Sometimes when I talk to people who don’t live here on the prairies, they're surprised to hear that American White Pelicans are frequent visitors to our area, assuming instead that they're strictly coastal birds. Yet its not uncommon for pelicans to nest on the gravel bars in our rivers, or take up summer residence on our freshwater lakes.
I spent the few favourable spring-like days we had last week, observing a group of about two dozen pelicans that had camped on just such a gravel bar in the middle of the Oldman River. Their day began with 15 or 20 minutes of preening until every feather was exactly in the right place, after which they would waddle over to a new sunny spot and sit down. Then turning their heads 180 degrees, they rested their beaks on their back, and went back to sleep.

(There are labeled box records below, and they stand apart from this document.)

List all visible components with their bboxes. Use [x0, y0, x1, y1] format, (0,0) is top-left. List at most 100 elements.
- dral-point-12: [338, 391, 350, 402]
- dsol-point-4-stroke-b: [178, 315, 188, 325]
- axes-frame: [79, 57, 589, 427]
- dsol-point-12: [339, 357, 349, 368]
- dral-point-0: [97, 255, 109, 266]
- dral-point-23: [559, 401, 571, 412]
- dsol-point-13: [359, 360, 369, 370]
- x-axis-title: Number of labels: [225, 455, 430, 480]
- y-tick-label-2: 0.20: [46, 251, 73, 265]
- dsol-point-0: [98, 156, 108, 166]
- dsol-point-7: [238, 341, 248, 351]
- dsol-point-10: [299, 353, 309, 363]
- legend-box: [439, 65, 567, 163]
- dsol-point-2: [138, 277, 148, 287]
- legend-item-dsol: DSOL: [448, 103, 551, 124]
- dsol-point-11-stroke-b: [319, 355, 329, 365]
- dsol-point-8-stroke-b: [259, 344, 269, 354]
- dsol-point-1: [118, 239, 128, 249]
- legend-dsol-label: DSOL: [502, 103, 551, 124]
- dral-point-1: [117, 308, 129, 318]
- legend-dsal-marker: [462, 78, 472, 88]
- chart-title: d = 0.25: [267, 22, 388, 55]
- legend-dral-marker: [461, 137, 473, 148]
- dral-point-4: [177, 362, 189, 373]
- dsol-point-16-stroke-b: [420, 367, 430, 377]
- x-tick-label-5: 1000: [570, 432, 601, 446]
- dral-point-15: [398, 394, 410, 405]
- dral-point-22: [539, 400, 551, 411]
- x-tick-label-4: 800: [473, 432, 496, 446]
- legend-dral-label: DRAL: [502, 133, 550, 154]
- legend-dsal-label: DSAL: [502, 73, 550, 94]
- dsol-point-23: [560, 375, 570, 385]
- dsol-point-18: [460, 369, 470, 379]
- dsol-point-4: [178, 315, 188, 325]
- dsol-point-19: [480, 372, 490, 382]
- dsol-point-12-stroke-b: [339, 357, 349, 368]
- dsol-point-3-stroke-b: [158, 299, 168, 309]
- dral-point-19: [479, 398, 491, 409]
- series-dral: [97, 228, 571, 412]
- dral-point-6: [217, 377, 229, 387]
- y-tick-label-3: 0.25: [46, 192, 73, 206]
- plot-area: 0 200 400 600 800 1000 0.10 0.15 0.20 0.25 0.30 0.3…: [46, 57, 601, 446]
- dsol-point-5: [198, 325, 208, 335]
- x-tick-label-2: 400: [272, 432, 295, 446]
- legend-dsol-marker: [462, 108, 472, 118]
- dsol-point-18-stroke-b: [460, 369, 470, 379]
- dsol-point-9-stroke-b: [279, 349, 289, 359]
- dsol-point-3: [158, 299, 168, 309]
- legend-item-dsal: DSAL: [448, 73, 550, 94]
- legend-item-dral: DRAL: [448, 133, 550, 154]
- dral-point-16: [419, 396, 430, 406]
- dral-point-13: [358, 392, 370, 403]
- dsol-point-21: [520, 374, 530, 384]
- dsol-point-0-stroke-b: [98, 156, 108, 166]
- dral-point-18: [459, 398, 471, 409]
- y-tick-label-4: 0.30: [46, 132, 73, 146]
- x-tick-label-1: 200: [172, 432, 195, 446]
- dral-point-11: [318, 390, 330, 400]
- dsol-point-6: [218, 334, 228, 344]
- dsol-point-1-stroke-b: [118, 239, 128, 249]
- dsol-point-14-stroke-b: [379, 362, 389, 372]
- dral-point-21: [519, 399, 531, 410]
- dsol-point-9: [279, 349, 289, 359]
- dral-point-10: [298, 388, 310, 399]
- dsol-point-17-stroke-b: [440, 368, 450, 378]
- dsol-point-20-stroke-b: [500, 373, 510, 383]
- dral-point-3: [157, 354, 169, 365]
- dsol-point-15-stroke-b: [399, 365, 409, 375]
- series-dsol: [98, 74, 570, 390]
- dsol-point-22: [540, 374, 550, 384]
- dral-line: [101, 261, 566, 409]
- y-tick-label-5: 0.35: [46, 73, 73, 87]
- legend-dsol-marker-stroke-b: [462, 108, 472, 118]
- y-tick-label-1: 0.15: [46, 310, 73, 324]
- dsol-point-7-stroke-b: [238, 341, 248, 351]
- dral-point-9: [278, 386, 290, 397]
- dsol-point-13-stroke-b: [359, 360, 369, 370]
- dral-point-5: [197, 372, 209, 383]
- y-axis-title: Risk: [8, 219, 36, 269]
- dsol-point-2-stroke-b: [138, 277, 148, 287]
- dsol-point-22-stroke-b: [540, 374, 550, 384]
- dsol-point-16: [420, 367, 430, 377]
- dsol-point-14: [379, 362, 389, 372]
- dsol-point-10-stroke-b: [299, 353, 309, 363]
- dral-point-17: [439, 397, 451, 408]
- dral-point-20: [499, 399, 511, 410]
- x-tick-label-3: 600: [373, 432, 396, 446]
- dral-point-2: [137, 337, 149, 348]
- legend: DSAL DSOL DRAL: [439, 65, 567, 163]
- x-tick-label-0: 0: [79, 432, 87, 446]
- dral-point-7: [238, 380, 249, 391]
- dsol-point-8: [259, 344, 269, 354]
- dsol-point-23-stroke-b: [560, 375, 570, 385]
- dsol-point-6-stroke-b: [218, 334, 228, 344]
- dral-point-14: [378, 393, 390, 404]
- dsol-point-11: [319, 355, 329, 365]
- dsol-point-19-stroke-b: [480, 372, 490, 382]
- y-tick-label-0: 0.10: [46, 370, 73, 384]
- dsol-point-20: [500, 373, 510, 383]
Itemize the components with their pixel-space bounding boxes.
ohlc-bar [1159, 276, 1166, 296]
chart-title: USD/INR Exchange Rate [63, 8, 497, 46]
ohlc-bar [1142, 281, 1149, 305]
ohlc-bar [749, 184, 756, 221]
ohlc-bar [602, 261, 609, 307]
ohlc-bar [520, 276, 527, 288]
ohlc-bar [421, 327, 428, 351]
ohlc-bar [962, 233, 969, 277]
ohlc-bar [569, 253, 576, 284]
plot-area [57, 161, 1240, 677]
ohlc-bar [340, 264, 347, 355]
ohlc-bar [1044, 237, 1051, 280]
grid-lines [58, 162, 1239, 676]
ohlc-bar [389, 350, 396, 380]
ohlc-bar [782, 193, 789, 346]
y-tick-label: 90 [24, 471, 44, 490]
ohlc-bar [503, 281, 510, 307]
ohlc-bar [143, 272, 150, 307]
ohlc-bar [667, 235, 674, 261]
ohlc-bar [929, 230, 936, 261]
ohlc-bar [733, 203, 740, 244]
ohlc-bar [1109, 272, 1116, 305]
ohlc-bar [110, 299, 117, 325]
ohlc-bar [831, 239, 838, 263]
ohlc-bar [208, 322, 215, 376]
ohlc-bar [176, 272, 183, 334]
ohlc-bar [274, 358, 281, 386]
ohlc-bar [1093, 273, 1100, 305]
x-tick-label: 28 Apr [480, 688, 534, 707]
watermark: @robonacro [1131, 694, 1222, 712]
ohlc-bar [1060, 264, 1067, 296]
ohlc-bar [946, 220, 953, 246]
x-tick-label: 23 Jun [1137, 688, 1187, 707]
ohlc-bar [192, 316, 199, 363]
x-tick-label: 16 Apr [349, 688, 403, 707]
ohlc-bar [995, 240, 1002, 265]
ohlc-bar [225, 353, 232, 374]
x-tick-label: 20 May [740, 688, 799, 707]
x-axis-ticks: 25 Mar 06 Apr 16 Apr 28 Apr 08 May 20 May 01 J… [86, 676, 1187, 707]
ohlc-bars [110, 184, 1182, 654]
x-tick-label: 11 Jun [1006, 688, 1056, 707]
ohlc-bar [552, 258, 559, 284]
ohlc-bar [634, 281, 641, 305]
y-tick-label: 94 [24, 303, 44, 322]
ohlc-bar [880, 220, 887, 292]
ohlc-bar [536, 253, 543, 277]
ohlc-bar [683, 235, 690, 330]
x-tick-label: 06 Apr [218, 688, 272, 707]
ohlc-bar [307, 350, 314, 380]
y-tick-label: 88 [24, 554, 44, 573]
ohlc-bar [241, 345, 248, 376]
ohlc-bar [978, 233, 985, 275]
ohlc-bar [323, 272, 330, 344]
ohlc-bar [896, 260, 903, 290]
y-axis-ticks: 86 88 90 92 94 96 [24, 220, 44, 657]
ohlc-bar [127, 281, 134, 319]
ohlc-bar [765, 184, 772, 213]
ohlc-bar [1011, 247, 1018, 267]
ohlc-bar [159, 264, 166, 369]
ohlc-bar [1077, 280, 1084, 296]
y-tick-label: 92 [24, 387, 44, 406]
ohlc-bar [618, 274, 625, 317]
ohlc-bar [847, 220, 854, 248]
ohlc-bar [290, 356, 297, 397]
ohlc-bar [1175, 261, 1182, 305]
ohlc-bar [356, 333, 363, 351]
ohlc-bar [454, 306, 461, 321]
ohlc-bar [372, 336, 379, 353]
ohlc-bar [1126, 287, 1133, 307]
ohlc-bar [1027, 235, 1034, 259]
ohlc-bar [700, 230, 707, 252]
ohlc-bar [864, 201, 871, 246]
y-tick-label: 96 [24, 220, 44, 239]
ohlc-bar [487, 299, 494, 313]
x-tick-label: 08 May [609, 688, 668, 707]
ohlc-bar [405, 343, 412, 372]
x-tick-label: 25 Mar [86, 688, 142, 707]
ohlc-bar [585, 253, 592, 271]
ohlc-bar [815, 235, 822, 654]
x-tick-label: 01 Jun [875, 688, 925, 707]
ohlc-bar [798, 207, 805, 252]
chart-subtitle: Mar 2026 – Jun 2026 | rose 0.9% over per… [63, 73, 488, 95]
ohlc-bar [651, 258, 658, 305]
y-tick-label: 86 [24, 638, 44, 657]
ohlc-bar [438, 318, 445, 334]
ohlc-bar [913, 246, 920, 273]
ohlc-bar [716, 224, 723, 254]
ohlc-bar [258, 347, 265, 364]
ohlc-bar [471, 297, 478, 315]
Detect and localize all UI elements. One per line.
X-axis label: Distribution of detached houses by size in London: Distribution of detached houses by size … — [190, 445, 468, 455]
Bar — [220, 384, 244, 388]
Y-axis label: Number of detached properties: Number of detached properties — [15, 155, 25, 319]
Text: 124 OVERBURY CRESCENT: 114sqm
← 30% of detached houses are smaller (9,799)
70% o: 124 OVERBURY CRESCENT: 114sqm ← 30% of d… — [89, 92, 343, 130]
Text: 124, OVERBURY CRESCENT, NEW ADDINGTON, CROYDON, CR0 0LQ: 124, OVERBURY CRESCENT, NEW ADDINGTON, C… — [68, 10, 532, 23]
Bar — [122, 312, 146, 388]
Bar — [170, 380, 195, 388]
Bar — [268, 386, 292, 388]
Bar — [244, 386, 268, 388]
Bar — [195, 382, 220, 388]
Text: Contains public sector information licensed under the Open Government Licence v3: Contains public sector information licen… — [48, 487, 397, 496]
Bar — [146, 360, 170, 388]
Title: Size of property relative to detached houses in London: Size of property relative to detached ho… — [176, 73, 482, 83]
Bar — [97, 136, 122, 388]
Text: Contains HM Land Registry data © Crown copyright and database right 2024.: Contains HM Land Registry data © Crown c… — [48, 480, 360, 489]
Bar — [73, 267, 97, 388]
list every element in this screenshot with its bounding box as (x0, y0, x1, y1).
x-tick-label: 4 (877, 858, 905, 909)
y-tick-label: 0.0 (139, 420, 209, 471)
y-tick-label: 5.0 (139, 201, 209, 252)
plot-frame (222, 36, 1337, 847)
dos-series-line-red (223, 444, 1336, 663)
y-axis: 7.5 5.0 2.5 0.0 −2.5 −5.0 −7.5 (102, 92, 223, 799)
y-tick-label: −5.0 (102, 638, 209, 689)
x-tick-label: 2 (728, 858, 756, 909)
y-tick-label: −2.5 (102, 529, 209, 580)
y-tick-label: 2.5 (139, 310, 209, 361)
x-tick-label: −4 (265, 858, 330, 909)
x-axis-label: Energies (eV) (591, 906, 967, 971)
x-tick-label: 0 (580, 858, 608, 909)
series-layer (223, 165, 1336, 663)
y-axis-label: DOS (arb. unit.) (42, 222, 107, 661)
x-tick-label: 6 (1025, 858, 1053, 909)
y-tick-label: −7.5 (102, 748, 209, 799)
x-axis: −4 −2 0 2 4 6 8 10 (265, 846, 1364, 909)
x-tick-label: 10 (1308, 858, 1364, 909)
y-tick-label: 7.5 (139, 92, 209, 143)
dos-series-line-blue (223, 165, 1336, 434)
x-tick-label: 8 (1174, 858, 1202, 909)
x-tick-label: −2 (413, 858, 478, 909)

Around mid-morning, the pelicans became a little more active, and after preening themselves again, a group of about six birds entered the water before taking to the air. With wingtips skimming the surface, they flew side by side for about 800 metres upriver, touching down again at the weir adjacent to our local water treatment plant.
Although I’ve read and heard of pelicans working cooperatively together to fish, I had never seen it for myself until I had spent time watching this particular flock. After flying upriver, this small group slowly came into view again, drifting downstream shoulder to shoulder in a semi-circle formation, attempting to drive the fish before them.
Then with all the precision and grace of a synchronized swim team, they plunged their heads into the water until only their tails and webbed feet were visible above the surface. Then just as gracefully, they lifted their heads out of the water and righted their bodies again. Occasionally I would see one or two pelicans had been successful in catching a fish that was wriggling about in the pouch of its beak. This invariably drew the attention of the other birds who would harass the successful fisher in hopes of getting it to cough up its catch. This harassment continued until the pelican had finally succeeded in getting the fish pointed in the right direction, and with one huge swallow, helped it on its way. After this brief respite, the pelicans once more resumed their original semi-circle formation, and began drifting downriver again.
Not all the pelicans participated in this activity however as some preferred to stay on the gravel bar to preen or snooze. Still others decided to look for alternate fishing grounds elsewhere, and after taking off from the water, began circling, climbing higher and higher, until they found a wind current to take them in their desired direction.
Meanwhile, the original group was now taking a break from its drift fishing activities and were bobbing up and down in the turbulent water below the weir searching for any fish that may have been swept over it. While some pelicans braved the current at the centre of the weir, most stationed themselves along its edges, closer to the river bank, where the current was not quite as strong. There they fished for about a half hour, until resuming their familiar semicircle formation in preparation for drifting downriver again.
The few days I spent observing and photographing these pelicans were both enjoyable and educational, and I find the more time I spend observing nature, the less I really know about it, and the more intrigued I become. I'm fortunate to live in a community that still has such an abundance of wildlife and wildlife habitat, and where the presence of both is very much valued, appreciated and safeguarded.